Hello team,I’m sorry if this isn’t the correct channel to post this question but I’m having some odd behavior in my Kafka dev cluster and I would like the help of the community to troubleshoot this situation: So I have a micro service acting as my Kafka Consumer built in python and Django and making use of faust-streaming lib. I have the GCP Kafka instance with replication acting as my kafka cluster in the cloud. this product provides 3 kafka broker instances and 3 zookeeper instance.
So some time ago we started noticing a behavior that (fortunately) until now only occurred in our dev environment. The behavior we noticed was that our kafka broker container that was the elected leader started entering a CrashLoopBackoff state. After some investigation we noticed that this happened because of the following error:
kafka.common.InconsistentClusterIdException: The Cluster ID m1Ze6AjGRwqarkcxJscgyQ doesn’t match stored clusterId Some(1TGYcbFuRXa4Lqojs4B9Hw) in meta.properties. The broker is trying to join the wrong cluster. Configured zookeeper.connect may be wrong.
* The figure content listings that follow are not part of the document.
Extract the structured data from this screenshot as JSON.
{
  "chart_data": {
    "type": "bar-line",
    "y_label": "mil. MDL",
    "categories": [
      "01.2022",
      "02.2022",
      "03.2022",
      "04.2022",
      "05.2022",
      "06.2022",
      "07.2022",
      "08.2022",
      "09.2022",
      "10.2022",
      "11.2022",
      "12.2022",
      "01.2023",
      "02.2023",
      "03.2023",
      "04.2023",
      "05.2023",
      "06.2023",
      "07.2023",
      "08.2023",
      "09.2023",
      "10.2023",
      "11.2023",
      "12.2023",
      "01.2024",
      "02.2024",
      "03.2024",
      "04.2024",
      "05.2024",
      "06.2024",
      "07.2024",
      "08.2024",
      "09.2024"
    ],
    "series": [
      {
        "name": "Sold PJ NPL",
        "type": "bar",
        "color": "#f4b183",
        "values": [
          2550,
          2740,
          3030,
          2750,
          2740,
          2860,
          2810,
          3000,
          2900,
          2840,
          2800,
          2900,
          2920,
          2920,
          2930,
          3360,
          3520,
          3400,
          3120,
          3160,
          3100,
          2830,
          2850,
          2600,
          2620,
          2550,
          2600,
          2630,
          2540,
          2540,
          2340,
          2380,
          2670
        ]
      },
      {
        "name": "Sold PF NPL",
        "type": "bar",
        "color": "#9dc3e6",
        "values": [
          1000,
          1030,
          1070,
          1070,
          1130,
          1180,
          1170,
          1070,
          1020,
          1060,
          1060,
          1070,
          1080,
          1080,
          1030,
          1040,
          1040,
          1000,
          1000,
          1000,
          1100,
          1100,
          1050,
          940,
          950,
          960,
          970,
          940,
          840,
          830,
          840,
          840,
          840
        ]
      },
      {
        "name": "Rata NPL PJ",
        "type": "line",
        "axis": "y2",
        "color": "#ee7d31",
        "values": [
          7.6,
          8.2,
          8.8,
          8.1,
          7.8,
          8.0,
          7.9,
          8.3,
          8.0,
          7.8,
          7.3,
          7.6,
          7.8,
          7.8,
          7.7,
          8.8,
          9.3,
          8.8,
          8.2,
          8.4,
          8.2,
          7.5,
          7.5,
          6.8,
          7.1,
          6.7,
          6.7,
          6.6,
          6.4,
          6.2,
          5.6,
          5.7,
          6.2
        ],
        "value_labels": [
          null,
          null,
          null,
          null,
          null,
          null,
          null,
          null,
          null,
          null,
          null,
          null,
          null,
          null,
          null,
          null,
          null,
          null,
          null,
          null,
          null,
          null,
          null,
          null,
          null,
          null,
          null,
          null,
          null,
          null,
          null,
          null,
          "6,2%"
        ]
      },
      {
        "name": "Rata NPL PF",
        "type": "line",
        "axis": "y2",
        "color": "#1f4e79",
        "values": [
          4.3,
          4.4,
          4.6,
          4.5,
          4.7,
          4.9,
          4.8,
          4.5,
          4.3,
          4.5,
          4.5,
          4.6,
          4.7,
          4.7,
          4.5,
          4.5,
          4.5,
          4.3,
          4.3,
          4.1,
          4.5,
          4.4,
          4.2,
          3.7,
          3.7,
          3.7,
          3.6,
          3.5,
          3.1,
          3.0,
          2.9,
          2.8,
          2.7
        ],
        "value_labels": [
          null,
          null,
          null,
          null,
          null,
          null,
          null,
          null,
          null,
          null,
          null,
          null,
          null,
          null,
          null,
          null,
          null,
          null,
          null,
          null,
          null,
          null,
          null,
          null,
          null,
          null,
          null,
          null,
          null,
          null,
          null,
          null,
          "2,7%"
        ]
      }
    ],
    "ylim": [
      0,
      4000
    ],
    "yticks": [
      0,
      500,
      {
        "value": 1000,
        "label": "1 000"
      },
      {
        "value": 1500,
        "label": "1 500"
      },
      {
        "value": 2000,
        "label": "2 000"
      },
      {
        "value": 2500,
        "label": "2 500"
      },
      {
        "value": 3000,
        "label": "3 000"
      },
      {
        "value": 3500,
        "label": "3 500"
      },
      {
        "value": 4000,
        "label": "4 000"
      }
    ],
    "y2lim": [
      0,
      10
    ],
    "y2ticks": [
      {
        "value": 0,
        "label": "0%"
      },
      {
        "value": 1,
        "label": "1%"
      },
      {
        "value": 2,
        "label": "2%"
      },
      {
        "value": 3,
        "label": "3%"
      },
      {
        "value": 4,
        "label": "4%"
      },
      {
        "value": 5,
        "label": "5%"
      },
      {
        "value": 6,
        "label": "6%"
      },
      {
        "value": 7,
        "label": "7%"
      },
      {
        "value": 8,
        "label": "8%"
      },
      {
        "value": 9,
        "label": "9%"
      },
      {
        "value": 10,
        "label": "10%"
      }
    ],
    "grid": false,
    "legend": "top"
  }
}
So after weeks of investigation we concluded that this error occurred due to the fact the all our zookeepers went down at the same time on our dev environment when our machines rotated. Due to the fact that this Google Instance doesn’t mount a volume of persistent data of zookeeper info if all the zookeepers go down at the same time a new Cluster ID mus be created which creates incongruences with the info stored in server.properties
file in all of my brokers.After we solve this problem and restart both kafka and zookeeper containers everything seems to stay fine on my kafka cluster however my consumer app after establishing a connection to the broker cannot consume any more messages after the previously error occurred. we tried creating new consumer groups with different group ids but the problem still seamed to persist and the only solution that solved this problem was to delete the __consumer__offsets
directory from my broker. Furthermore we noticed that if we launch a console producer and consumer within our brokers bash we could only produce messages to some of our topics which is a very odd behavior. We checked our broker logs and didn’t find any error log situation regarding the “corrupted” topics. We also described our topic info and everything seemed correct.Example topic_1
Messages are produced and when we run describe command this info pops:
Topic: topic_1 TopicId: K8aPagpBTd-EItR8ygYm_A PartitionCount: 1 ReplicationFactor: 1 Configs: Topic: topic_1 Partition: 0 Leader: 0 Replicas: 1 Isr: 1
Example topic_2
We can´t produce any message and the following error occurs: >[2024-01-17 10:42:34,433] WARN [Producer clientId=console-producer] Got error produce response with correlation id 6 on topic-partition topic_2-0, retrying (2 attempts left). Error: NOT_LEADER_OR_FOLLOWER (org.apache.kafka.clients.producer.internals.Sender)
Topic: topic_2 TopicId: 6MD0UXuRS2O0HUnNRcspng PartitionCount: 1 ReplicationFactor: 1 Configs: Topic: topic_2 Partition: 0 Leader: 0 Replicas: 0 Isr: 0
So my questions that I still couldn’t fin any valid answer to are:
1 → Why doesn’t my consumer app rebalance the information itself? Following kafka streams logic in theory wouldn’t that occur “out-of-the-box”?
2 → If I extend this GCP Kafka solution and mount a volume to zookeeper data the Cluster ID error stops occurring even if I delete all the zookeepers at the same time. Does creating this volume have nay impact on other stuff that I may be missing? Why didn’t Google had the mount volume to this zookeeper info in this solution?
3 → Why do only some topics are “corrupted”? Is there any valid reason for this to help?We tried searching the internet for some similar cases and the one that seemed very close to what we are going through is this one. We tried every suggestion that was written there but nothing helped…Can anyone help me please?